— Ta douleur te fait perdre la raison, Ione, dit Arbacès en essayant de prendre le ton calme qui lui était habituel : je te pardonne ; tu me trouveras, comme toujours, ton meilleur ami. Mais la voie publique n’est pas un lieu convenable pour notre conférence… pour les consolations que j’ai à t’offrir. Esclaves, approchez. Allons, ma douce pupille, la litière vous attend. »
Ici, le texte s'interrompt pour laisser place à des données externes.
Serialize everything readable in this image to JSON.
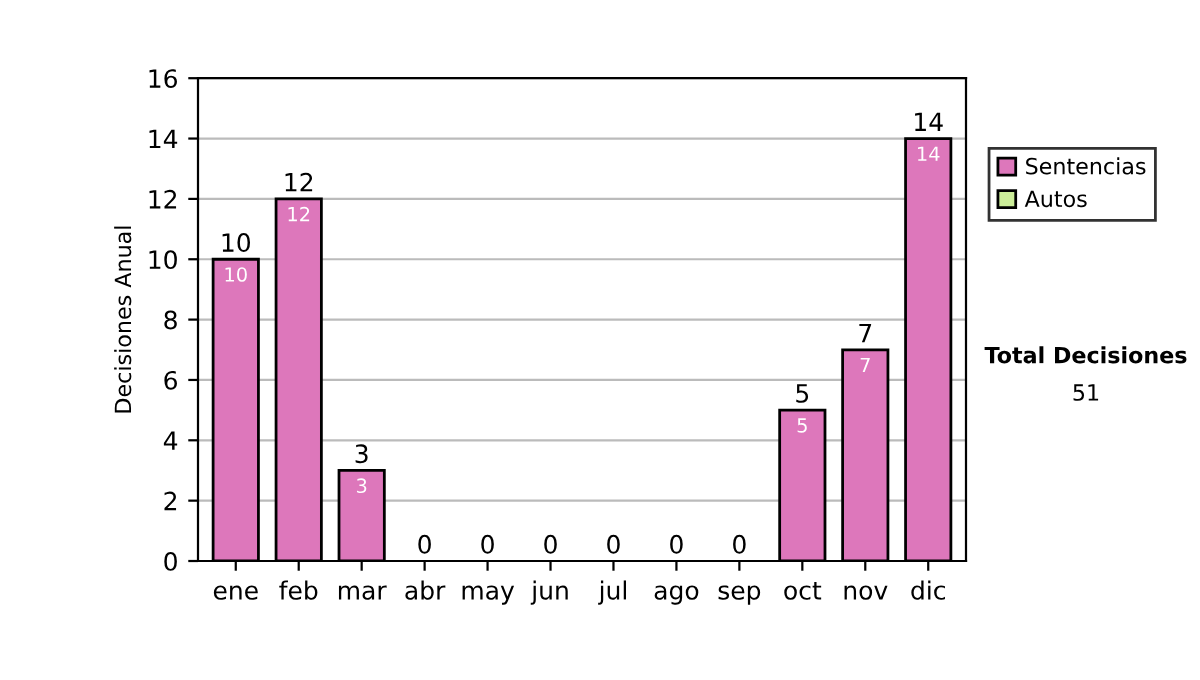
{
  "chart_data": {
    "type": "bar",
    "stacked": true,
    "ylabel": "Decisiones Anual",
    "categories": [
      "ene",
      "feb",
      "mar",
      "abr",
      "may",
      "jun",
      "jul",
      "ago",
      "sep",
      "oct",
      "nov",
      "dic"
    ],
    "series": [
      {
        "name": "Sentencias",
        "color": "#dd77bb",
        "values": [
          10,
          12,
          3,
          0,
          0,
          0,
          0,
          0,
          0,
          5,
          7,
          14
        ],
        "value_labels": [
          "10",
          "12",
          "3",
          null,
          null,
          null,
          null,
          null,
          null,
          "5",
          "7",
          "14"
        ]
      },
      {
        "name": "Autos",
        "color": "#ccee99",
        "values": [
          0,
          0,
          0,
          0,
          0,
          0,
          0,
          0,
          0,
          0,
          0,
          0
        ]
      }
    ],
    "totals": [
      "10",
      "12",
      "3",
      "0",
      "0",
      "0",
      "0",
      "0",
      "0",
      "5",
      "7",
      "14"
    ],
    "ylim": [
      0,
      16
    ],
    "yticks": [
      0,
      2,
      4,
      6,
      8,
      10,
      12,
      14,
      16
    ],
    "grid": "y",
    "legend": "right",
    "annotations": [
      "Total Decisiones",
      "51"
    ]
  }
}
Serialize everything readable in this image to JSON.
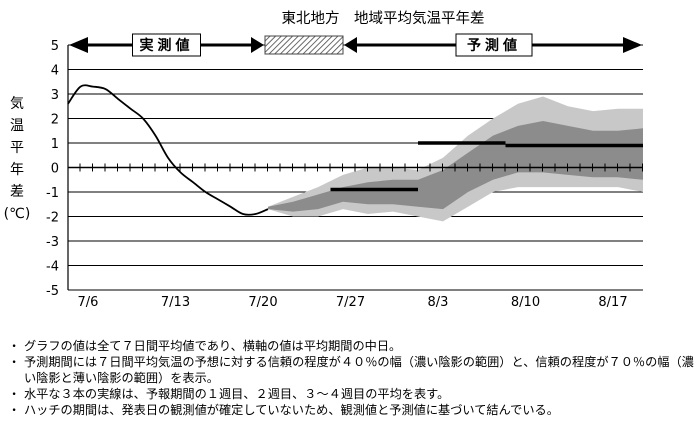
{
  "chart_data": {
    "type": "area",
    "title": "東北地方　地域平均気温平年差",
    "ylabel": "気温平年差（℃）",
    "ylabel_chars": [
      "気",
      "温",
      "平",
      "年",
      "差",
      "(℃)"
    ],
    "ylim": [
      -5,
      5
    ],
    "yticks": [
      5,
      4,
      3,
      2,
      1,
      0,
      -1,
      -2,
      -3,
      -4,
      -5
    ],
    "ytick_labels": [
      "5",
      "4",
      "3",
      "2",
      "1",
      "0",
      "-1",
      "-2",
      "-3",
      "-4",
      "-5"
    ],
    "xlim": [
      0,
      46
    ],
    "xticks": [
      0,
      7,
      14,
      21,
      28,
      35,
      42
    ],
    "xtick_labels": [
      "7/6",
      "7/13",
      "7/20",
      "7/27",
      "8/3",
      "8/10",
      "8/17"
    ],
    "period_labels": {
      "observed": "実測値",
      "forecast": "予測値"
    },
    "observed": {
      "x": [
        0,
        1,
        2,
        3,
        4,
        5,
        6,
        7,
        8,
        9,
        10,
        11,
        12,
        13,
        14,
        15,
        16
      ],
      "y": [
        2.6,
        3.3,
        3.3,
        3.2,
        2.8,
        2.4,
        2.0,
        1.3,
        0.4,
        -0.2,
        -0.6,
        -1.0,
        -1.3,
        -1.6,
        -1.9,
        -1.9,
        -1.7
      ]
    },
    "band_70": {
      "x": [
        16,
        18,
        20,
        22,
        24,
        26,
        28,
        30,
        32,
        34,
        36,
        38,
        40,
        42,
        44,
        46
      ],
      "upper": [
        -1.6,
        -1.2,
        -0.8,
        -0.3,
        0.0,
        0.0,
        -0.1,
        0.4,
        1.3,
        2.0,
        2.6,
        2.9,
        2.5,
        2.3,
        2.4,
        2.4
      ],
      "lower": [
        -1.7,
        -2.0,
        -2.0,
        -1.7,
        -1.9,
        -1.8,
        -2.0,
        -2.2,
        -1.6,
        -1.0,
        -0.8,
        -0.8,
        -0.8,
        -0.8,
        -0.8,
        -1.0
      ]
    },
    "band_40": {
      "x": [
        16,
        18,
        20,
        22,
        24,
        26,
        28,
        30,
        32,
        34,
        36,
        38,
        40,
        42,
        44,
        46
      ],
      "upper": [
        -1.6,
        -1.4,
        -1.1,
        -0.8,
        -0.6,
        -0.5,
        -0.5,
        -0.1,
        0.6,
        1.3,
        1.7,
        1.9,
        1.7,
        1.5,
        1.5,
        1.6
      ],
      "lower": [
        -1.7,
        -1.8,
        -1.7,
        -1.4,
        -1.5,
        -1.5,
        -1.6,
        -1.7,
        -1.0,
        -0.5,
        -0.2,
        -0.2,
        -0.3,
        -0.4,
        -0.4,
        -0.5
      ]
    },
    "weekly_means": [
      {
        "x": [
          21,
          28
        ],
        "y": -0.9
      },
      {
        "x": [
          28,
          35
        ],
        "y": 1.0
      },
      {
        "x": [
          35,
          46
        ],
        "y": 0.9
      }
    ],
    "hatch_x": [
      16,
      22
    ],
    "colors": {
      "band_70": "#c8c8c8",
      "band_40": "#8c8c8c",
      "line": "#000000",
      "grid": "#000000"
    }
  },
  "notes": [
    "グラフの値は全て７日間平均値であり、横軸の値は平均期間の中日。",
    "予測期間には７日間平均気温の予想に対する信頼の程度が４０％の幅（濃い陰影の範囲）と、信頼の程度が７０％の幅（濃い陰影と薄い陰影の範囲）を表示。",
    "水平な３本の実線は、予報期間の１週目、２週目、３～４週目の平均を表す。",
    "ハッチの期間は、発表日の観測値が確定していないため、観測値と予測値に基づいて結んでいる。"
  ],
  "bullet": "・"
}
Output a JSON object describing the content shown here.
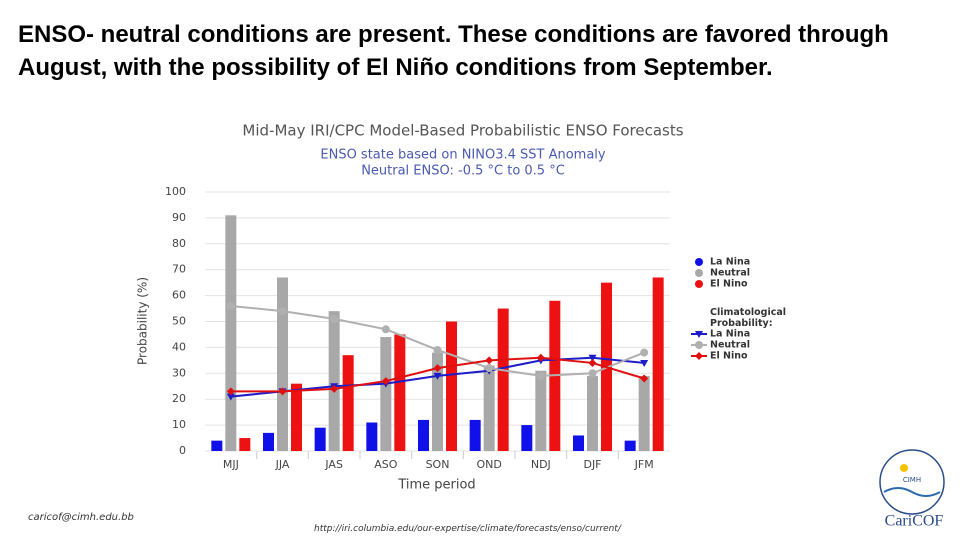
{
  "header": {
    "text": "ENSO- neutral conditions are present.  These conditions are favored through August, with the possibility of El Niño conditions from September."
  },
  "chart_data": {
    "type": "bar",
    "title": "Mid-May IRI/CPC Model-Based Probabilistic ENSO Forecasts",
    "subtitle": [
      "ENSO state based on NINO3.4 SST Anomaly",
      "Neutral ENSO: -0.5 °C to 0.5 °C"
    ],
    "ylabel": "Probability (%)",
    "xlabel": "Time period",
    "categories": [
      "MJJ",
      "JJA",
      "JAS",
      "ASO",
      "SON",
      "OND",
      "NDJ",
      "DJF",
      "JFM"
    ],
    "series": [
      {
        "name": "La Nina",
        "color": "#1010e8",
        "values": [
          4,
          7,
          9,
          11,
          12,
          12,
          10,
          6,
          4
        ]
      },
      {
        "name": "Neutral",
        "color": "#a8a8a8",
        "values": [
          91,
          67,
          54,
          44,
          38,
          33,
          31,
          29,
          29
        ]
      },
      {
        "name": "El Nino",
        "color": "#ee1111",
        "values": [
          5,
          26,
          37,
          45,
          50,
          55,
          58,
          65,
          67
        ]
      }
    ],
    "climatology": {
      "title": "Climatological Probability:",
      "series": [
        {
          "name": "La Nina",
          "color": "#1c1cc8",
          "marker": "triangle-down",
          "values": [
            21,
            23,
            25,
            26,
            29,
            31,
            35,
            36,
            34
          ]
        },
        {
          "name": "Neutral",
          "color": "#b0b0b0",
          "marker": "circle",
          "values": [
            56,
            54,
            51,
            47,
            39,
            32,
            29,
            30,
            38
          ]
        },
        {
          "name": "El Nino",
          "color": "#e01010",
          "marker": "diamond",
          "values": [
            23,
            23,
            24,
            27,
            32,
            35,
            36,
            34,
            28
          ]
        }
      ]
    },
    "ylim": [
      0,
      100
    ],
    "yticks": [
      0,
      10,
      20,
      30,
      40,
      50,
      60,
      70,
      80,
      90,
      100
    ],
    "grid": true
  },
  "footer": {
    "email": "caricof@cimh.edu.bb",
    "url": "http://iri.columbia.edu/our-expertise/climate/forecasts/enso/current/"
  },
  "logo": {
    "badge": "CIMH",
    "name": "CariCOF"
  }
}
Les femmes qui accompagnaient Ione, surprises et terrifiées, entourèrent l’Égyptien et s’attachèrent à ses genoux.
« Arbacès, dit la plus âgée des femmes, tu outre-passes à coup sûr la loi. N’est-il pas écrit que, durant les neuf jours qui suivront les funérailles, les parents du mort ne seront pas troublés dans leur maison ni interrompus dans leur douleur ?
— Femme, répliqua Arbacès en étendant impérieusement la main, placer une pupille sous le toit de son tuteur n’est pas contrevenir aux lois des funérailles. Je te dis que j’ai l’autorisation du préteur. Ce débat est inconvenant. Qu’on la place dans la litière !… »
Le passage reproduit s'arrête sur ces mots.